同センターの施設整備については、17~18年度の2カ年にわたり、「強い林業・木材産業づくり交付金」を活用して進められた。
敷地面積は約1万坪。製造設備としてはノーマンツインバンドソー、オートテーブル、クロスカットソー、ツインリッパー、横バンドソー、木屑焚きボイラー、4面プレーナー、重量選別機、グレーディングマシーン、マイクロ波水分計、6軸モルダーなどを備えている。乾燥機は高周波蒸気複合乾燥機(容量45m3)が2基、高温蒸気乾燥機(容量30m3)が4基、低温(養生)乾燥機が1基。
原木は末口径14~34㎝のものを調達することとしており、19年度はスギを中心に年間2万2,000m3の原木を消費する予定である。岐阜県森連のシステム販売を活用して仕入れるほか、自前の林産作業班が生産した原木も活用する。今後は作業班を強化して自前調達の割合を拡大していく方針である。
製造品目はスギの平角を主体とし、筋交い、間柱、野地板なども製造する。含水率はマイクロ波水分計による測定で15%以下とし、品質の安定した精度の高い製材品を供給していく。
森林・所有者情報データベース事業 岐阜県森林組合連合会
■調査は民間測量会社に委託、23年度以降も運営へ
平成19年度までに376haの調査を手がけてきており、20年度の公開に向けた準備を進めている。独自開発中の立木評価システムを活用したデータ評価も行う。
対象林地の募集に当たっては、リーフレットを活用。比較的齢級の高い林分が多く、ほとんどの所有者が地元に居住している生産森林組合等がターゲット。説明会等への出席率も高いことが見込まれ、メリットが理解されれば、出席者が個人で保有している山林についても、利用の申し出があることが期待できる。
現況調査は民間の測量専門業者に委託して実施。

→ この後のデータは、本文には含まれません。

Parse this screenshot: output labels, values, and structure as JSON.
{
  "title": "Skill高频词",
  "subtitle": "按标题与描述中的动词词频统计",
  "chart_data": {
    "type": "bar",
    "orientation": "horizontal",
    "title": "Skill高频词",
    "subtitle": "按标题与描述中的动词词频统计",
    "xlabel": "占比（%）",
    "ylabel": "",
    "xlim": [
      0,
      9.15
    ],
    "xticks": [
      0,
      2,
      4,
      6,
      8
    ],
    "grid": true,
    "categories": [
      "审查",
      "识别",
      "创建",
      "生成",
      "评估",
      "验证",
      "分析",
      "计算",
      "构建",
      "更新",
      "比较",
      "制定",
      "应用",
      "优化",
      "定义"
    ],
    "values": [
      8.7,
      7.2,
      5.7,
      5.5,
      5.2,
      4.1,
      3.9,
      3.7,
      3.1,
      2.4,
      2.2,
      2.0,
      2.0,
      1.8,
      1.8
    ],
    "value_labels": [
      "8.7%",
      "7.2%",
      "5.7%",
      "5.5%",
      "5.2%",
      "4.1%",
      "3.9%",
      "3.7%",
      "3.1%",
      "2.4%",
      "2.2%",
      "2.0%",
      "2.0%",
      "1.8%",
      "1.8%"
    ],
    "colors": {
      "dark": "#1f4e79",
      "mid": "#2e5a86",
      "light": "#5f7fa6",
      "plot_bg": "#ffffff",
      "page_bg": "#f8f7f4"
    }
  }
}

ただし、境界の確定については森林組合か県森連が行う。
将来的には事業が終了する23年度以降にも運営していくことを視野に入れ、情報収集・調査を実施していく。23年度以降の運営経費については、データベース利用者を会員としてその会費収入を充当するほか、契約成立時に手数料を徴収することも想定している。